Organisations are only as good as their people, and manufacturers must look carefully at whether they have the right people and culture to support a different way of doing things. It is the people who will be responsible for implementing change, and they should be ready, committed and on board with any type of transformation plan.

An organisation’s culture can make or break a Digital Transformation project and ‘organisational change management’ is one of the key components of such a project. Organisations should aim for an inclusive culture where people feel like they are key contributors to the company’s future success.

To achieve this, management teams should encourage a culture of openness to help employees step forward with their ideas. All change and all transformation start with an idea – so it’s important for people to feel empowered to put their ideas out in the open.

2. What are we hoping to achieve and what is the outcome?

Delivering successful Digital Transformation projects is difficult, and if an organisation does not understand the destination, the chances of success are minimal.
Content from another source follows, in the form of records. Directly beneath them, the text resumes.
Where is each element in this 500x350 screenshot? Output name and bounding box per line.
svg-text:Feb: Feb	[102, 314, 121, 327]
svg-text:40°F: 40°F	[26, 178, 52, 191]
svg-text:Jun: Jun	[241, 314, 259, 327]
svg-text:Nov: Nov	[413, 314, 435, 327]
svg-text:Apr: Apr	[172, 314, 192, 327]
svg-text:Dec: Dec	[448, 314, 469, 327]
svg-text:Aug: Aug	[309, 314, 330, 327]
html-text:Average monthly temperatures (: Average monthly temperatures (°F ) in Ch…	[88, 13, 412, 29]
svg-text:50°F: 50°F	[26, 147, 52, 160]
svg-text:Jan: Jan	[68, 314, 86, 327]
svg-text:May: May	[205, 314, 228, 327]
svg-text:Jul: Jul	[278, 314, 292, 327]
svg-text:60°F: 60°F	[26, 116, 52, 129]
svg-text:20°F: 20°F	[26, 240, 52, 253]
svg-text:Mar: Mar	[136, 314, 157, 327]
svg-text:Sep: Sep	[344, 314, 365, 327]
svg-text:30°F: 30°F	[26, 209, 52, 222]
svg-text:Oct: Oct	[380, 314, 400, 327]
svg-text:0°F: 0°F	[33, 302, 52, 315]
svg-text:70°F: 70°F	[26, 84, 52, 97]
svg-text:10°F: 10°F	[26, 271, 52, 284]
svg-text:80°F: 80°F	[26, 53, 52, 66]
Organisations should invest time and effort upfront to understand exactly what they want to achieve from their Digital Transformation.

Ask the following questions: What do we need the change? Why do we need to change it? What is the anticipated impact?

No matter how many ideas an organisation has, they will fall into one of four categories: customer alignment, employee productivity, supply chain visibility, or operational efficiency.

  • Customers. Organisations should ask whether they are transforming the way they connect and relate to customers and whether they want to offer a new product, increase their level of service, or use data to create a new revenue stream
  • Employees. Organisations should ask whether they are providing capabilities that help engage the workforce and how digital solutions will help improve workforce productivity, empower decision-making and remove bottlenecks in processes
  • Supply Chains. Organisations should examine if they are simplifying complex supply chains and increasing visibility to anticipate issues and take steps to proactively resolve potential problems
  • Operations. When looking at operational efficiency, companies will benefit from asking whether they can streamline the way they operate as a business and if they are using technology to bring efficiency to their processes, predict issues and prescribe the next best action

3. Is our systems landscape digitally compliant and ready?

Before starting a Digital Transformation project, an organisation’s systems should be digitally compliant and highly flexible. Ideally, the organisation has a systems ecosystem where people can access their work, their data and their processes without barriers, at any time and from any location. Often having their solutions available in the cloud is the best way forward.

Also, organisations will benefit from solutions built for their specific industry with sector-specific capabilities built-in, not bolted on. Heavily modified applications will almost certainly impede upgrades and modernisation, introduce risk and hinder the adoption of advanced digital solutions.

Ideally, the organisation’s end-to-end systems and applications should be running on a common digital platform that provides integrated modern capabilities such as Internet of Things (IoT), Artificial Intelligence (AI), Machine Learning (ML), Big Data, mobility and predictive analytics.

An organisation’s IT landscape must support the concept of hyper-connectivity – not just connecting applications and digital capability, but connecting everything: their people, applications, devices, data, customers and suppliers.